According to the PA department of health, and some other vaccine providers, they have administered vaccines to people in that age range, but not a lot.
FOX43 Finds Out asked the DOH about what can be done for these teens
We were told it's up to the provider to work with the person who wants to get the shot. A spokesperson said, "Unless another location within their health system has the proper vaccine, the individual would either need to find another provider or wait until that provider receives the appropriate vaccine type to vaccinate."
This means if a teen makes an appointment and there are no Pfizer doses available when they show up, they may need to start the process all over again.
Rigler believes that process just isn't working, saying "We need a system. we need our government to take control and make sure that it's not everybody out for themselves."
The Wolf administration has said a centralized system won't solve the problem of the lack of vaccine availability.
Until there is a better fix, Rigler says she'll continue to search each day.

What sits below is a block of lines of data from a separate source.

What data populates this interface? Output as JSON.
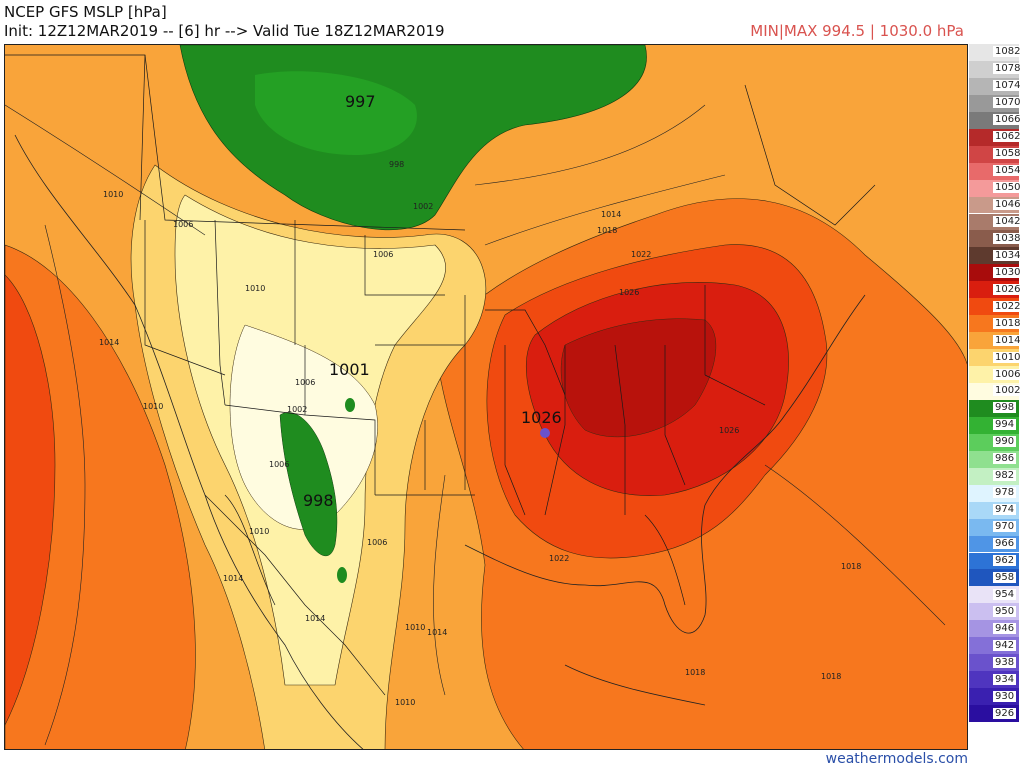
{
  "header": {
    "title": "NCEP GFS MSLP [hPa]",
    "init_line": "Init: 12Z12MAR2019 -- [6] hr --> Valid Tue 18Z12MAR2019",
    "minmax": "MIN|MAX 994.5 | 1030.0 hPa"
  },
  "footer": {
    "credit": "weathermodels.com"
  },
  "map": {
    "pressure_centers": [
      {
        "label": "997"
      },
      {
        "label": "1001"
      },
      {
        "label": "1026"
      },
      {
        "label": "998"
      }
    ],
    "isobar_labels": [
      "1010",
      "1006",
      "998",
      "1002",
      "1006",
      "1010",
      "1014",
      "1010",
      "1006",
      "1002",
      "1006",
      "1010",
      "1014",
      "1014",
      "1010",
      "1010",
      "1014",
      "1006",
      "1014",
      "1018",
      "1022",
      "1026",
      "1026",
      "1022",
      "1018",
      "1018",
      "1018"
    ]
  },
  "legend": {
    "items": [
      {
        "label": "1082",
        "color": "#e6e6e6"
      },
      {
        "label": "1078",
        "color": "#cfcfcf"
      },
      {
        "label": "1074",
        "color": "#b5b5b5"
      },
      {
        "label": "1070",
        "color": "#999999"
      },
      {
        "label": "1066",
        "color": "#7a7a7a"
      },
      {
        "label": "1062",
        "color": "#b52a2a"
      },
      {
        "label": "1058",
        "color": "#d04545"
      },
      {
        "label": "1054",
        "color": "#e86a6a"
      },
      {
        "label": "1050",
        "color": "#f49a9a"
      },
      {
        "label": "1046",
        "color": "#c99a8a"
      },
      {
        "label": "1042",
        "color": "#a97b6b"
      },
      {
        "label": "1038",
        "color": "#8a5c4c"
      },
      {
        "label": "1034",
        "color": "#5e3a2e"
      },
      {
        "label": "1030",
        "color": "#a80c0c"
      },
      {
        "label": "1026",
        "color": "#d91e0f"
      },
      {
        "label": "1022",
        "color": "#f04a10"
      },
      {
        "label": "1018",
        "color": "#f7771e"
      },
      {
        "label": "1014",
        "color": "#f9a43a"
      },
      {
        "label": "1010",
        "color": "#fcd46e"
      },
      {
        "label": "1006",
        "color": "#fef2a8"
      },
      {
        "label": "1002",
        "color": "#fffce0"
      },
      {
        "label": "998",
        "color": "#1f8c1f"
      },
      {
        "label": "994",
        "color": "#33b233"
      },
      {
        "label": "990",
        "color": "#5ccd5c"
      },
      {
        "label": "986",
        "color": "#8fe08f"
      },
      {
        "label": "982",
        "color": "#c3f0c3"
      },
      {
        "label": "978",
        "color": "#dff4ff"
      },
      {
        "label": "974",
        "color": "#a9d8f7"
      },
      {
        "label": "970",
        "color": "#7ab9f0"
      },
      {
        "label": "966",
        "color": "#4f95e6"
      },
      {
        "label": "962",
        "color": "#2d73d6"
      },
      {
        "label": "958",
        "color": "#1f56be"
      },
      {
        "label": "954",
        "color": "#e9e3f7"
      },
      {
        "label": "950",
        "color": "#cbbff0"
      },
      {
        "label": "946",
        "color": "#a594e3"
      },
      {
        "label": "942",
        "color": "#8470d8"
      },
      {
        "label": "938",
        "color": "#6a52cc"
      },
      {
        "label": "934",
        "color": "#4f35bf"
      },
      {
        "label": "930",
        "color": "#3a20b0"
      },
      {
        "label": "926",
        "color": "#2a0ea0"
      }
    ]
  }
}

Here's what some local hospital systems say about vaccinating teens:
Wellspan: "We have vaccinated 16 & 17 year olds in Phase 1A. We report all of our data up to DoH as far as how many. As for Pfizer versus Moderna, some of our 22 vaccination sites utilize Pfizer and the others utilize Moderna. When a patient goes to make an appointment through MyWellSpan.org, the system automatically only populates available locations for 16 and 17-year-olds that utilize Pfizer doses. This can also be done through our phone line when making an appointment. A series of questions are asked or populated by the system and they include age to make sure the right patients get the right dose at the right location. We hope to reopen our online and by-phone scheduling to Phase 1A patients as soon as we receive increased supply. You don't have to be a patient to register for MyWellSpan, or to get a vaccine from one of the 22 WellSpan locations. If you use MyWellSpan it will ask you a couple of questions to verify identity, but patients and non-patients alike can use it. You can even register now on MyWellSpan, and there is an option to receive an alert when more appointments become available on the site. Additionally, there is the phone option where you can speak to a live person. Those details are found here: https://www.wellspan.org/covid19/covid-19-vaccine/."
Geisinger: We've provided the Pfizer vaccine to those who've qualified as part of the state's Phase 1A guidelines. Anyone age 16 or 17 who has already scheduled their first dose at Geisinger should keep their appointment. We receive vaccines from the Department of Health and have received allotments of the Pfizer vaccines at all of our community vaccine centers. Parents are encouraged to speak with their pediatrician or family doctor if they have questions about the COVID vaccine. Due to supply constraints, Geisinger stopped accepting new first-dose vaccine appointments in late January.
Penn State Health: "We are not widely vaccinating 16 & 17-year-olds because current vaccine supply isn't predictable enough to reliably schedule people to get one version of the vaccine versus another. We are working on plans for dedicated vaccine days just for this age group – I will have more details to share on that as plans come together."
UPMC: "Our advice is similar to the Department of Health's in that parents should continue to work with their child's specialist or PCP on guidance."
Penn Medicine did not respond in time for the publishing of this story.